Berlin. Geheimdienst-Affäre setzt Kanzleramt doppelt unter Druck. USA erwarten mehr Diskretion, die SPD eine Offenlegung der NSA-Spähliste

Der Kurs der SPD-Spitze in der deutsch-amerikanischen Spähaffäre führt zu wachsendem Verdruss beim Koalitionspartner. Mit massiven Vorwürfen reagierte die CSU am Pfingstwochenende auf eine Fristsetzung von SPD-Generalsekretärin Yasmin Fahimi an das Kanzleramt. Auch die CDU äußerte Unverständnis.

Fahimi hatte der „Bild am Sonntag“ mit Blick auf Kanzlerin Angela Merkel (CDU) gesagt: „Ein Aussitzen dieser Affäre wird es mit der SPD nicht geben.“ Und: „Ich erwarte, dass das Kanzleramt bis zur nächsten Sitzungswoche endlich Klarheit darüber schafft, wie der Bundestag in geeigneter Art und Weise die Selektorenliste prüfen kann.“

Diese enthält Mail-Adressen und Telefonnummern, die der US-Geheimdienst National Security Agency (NSA) dem Bundesnachrichtendienst (BND) zur Überwachung übermittelte. Die SPD fordert zusammen mit der Opposition, dass die Liste auch gegen den Willen der USA vom Bundestag geprüft werden kann.

CSU-Generalsekretär Andreas Scheuer nahm SPD-Chef Sigmar Gabriel persönlich in die Pflicht: Der Vizekanzler müsse „jetzt den Wirrwarr in seiner Partei beenden und sich klar auf die Seite der Regierungsverantwortung stellen“. Fahimi betreibe „parteiinterne Opposition“, sagte Scheuer. „Wir als CSU konzentrieren uns auf die Zusammenarbeit mit denen in der SPD, die konstruktiv sind und die Kooperation der Dienste zum Schutz der westlichen demokratischen Welt befürworten.“

Der parlamentarische Geschäftsführer der Unions-Fraktion, Michael Grosse-Brömer, hielt der SPD eine verwirrende Taktik vor: „Wir haben als Union in den letzten Wochen gelernt, was Meinungsvielfalt in der SPD bedeutet: Erst poltert Frau Fahimi los. Dann korrigiert Herr Gabriel öffentlich seine Generalsekretärin. Und zu guter Letzt einigt man sich auf einen Kompromissvorschlag von Herrn Oppermann. Da stellt sich die Frage, ob die SPD das nicht professioneller regeln könnte.“ Gabriel hatte am Sonntag in der ZDF-Sendung „Berlin direkt“ betont, in Fahimis Forderung nach einer Offenlegung der umstrittenen Liste von NSA-Spähbegriffen (Selektoren) bis zum 8. Juni sehe er „nicht gerade eine Zuspitzung“. Der SPD-Chef betonte zugleich, neben Aufklärung und Kontrolle der Geheimdienste liege auch deren Funktionsfähigkeit im „Staatsinteresse“. Nach seinen Worten sollte ein Fachmann die Liste anschauen, bewerten und Hinweise zur Kon­trolle der Dienste durch Parlament und Kanzleramt geben. Laut „Welt am Sonntag“ ist dafür der ehemalige Vorsitzende Richter am Bundesgerichtshof, Gerhard Schäfer, im Gespräch.

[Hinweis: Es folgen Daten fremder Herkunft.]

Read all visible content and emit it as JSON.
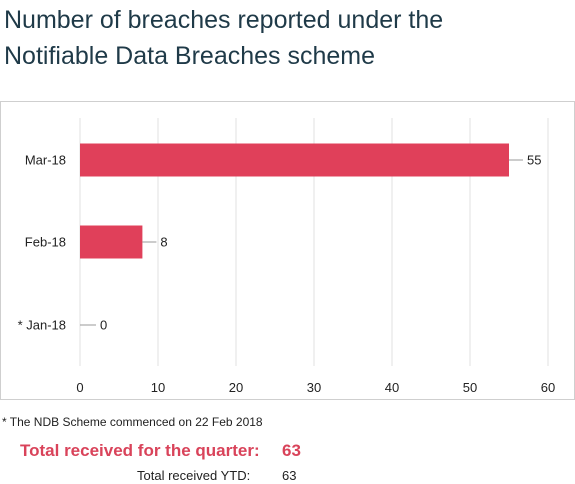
{
  "title_line1": "Number of breaches reported under the",
  "title_line2": "Notifiable Data Breaches scheme",
  "footnote": "* The NDB Scheme commenced on 22 Feb 2018",
  "totals": {
    "quarter_label": "Total received for the quarter:",
    "quarter_value": "63",
    "ytd_label": "Total received YTD:",
    "ytd_value": "63"
  },
  "colors": {
    "bar": "#e0405a",
    "grid": "#e2e2e2",
    "accent_text": "#d9435a"
  },
  "chart_data": {
    "type": "bar",
    "orientation": "horizontal",
    "categories": [
      "Mar-18",
      "Feb-18",
      "* Jan-18"
    ],
    "values": [
      55,
      8,
      0
    ],
    "xlim": [
      0,
      60
    ],
    "xticks": [
      0,
      10,
      20,
      30,
      40,
      50,
      60
    ],
    "grid": true,
    "xlabel": "",
    "ylabel": ""
  }
}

Die USA lehnen eine Veröffentlichung der Liste mit Suchbegriffen ab und verstärken den Druck auf das Kanzleramt. Laut „Bild“-Zeitung lässt US-Geheimdienstdirektor James Clapper die Zusammenarbeit mit dem BND prüfen. Die USA hätten gemeinsame Projekte und Kooperationen gestoppt. Zudem weiten die US-Geheimdienste ihre Aktivitäten hierzulande aus, um zu verhindern, dass US-Staatsgeheimnisse verraten werden.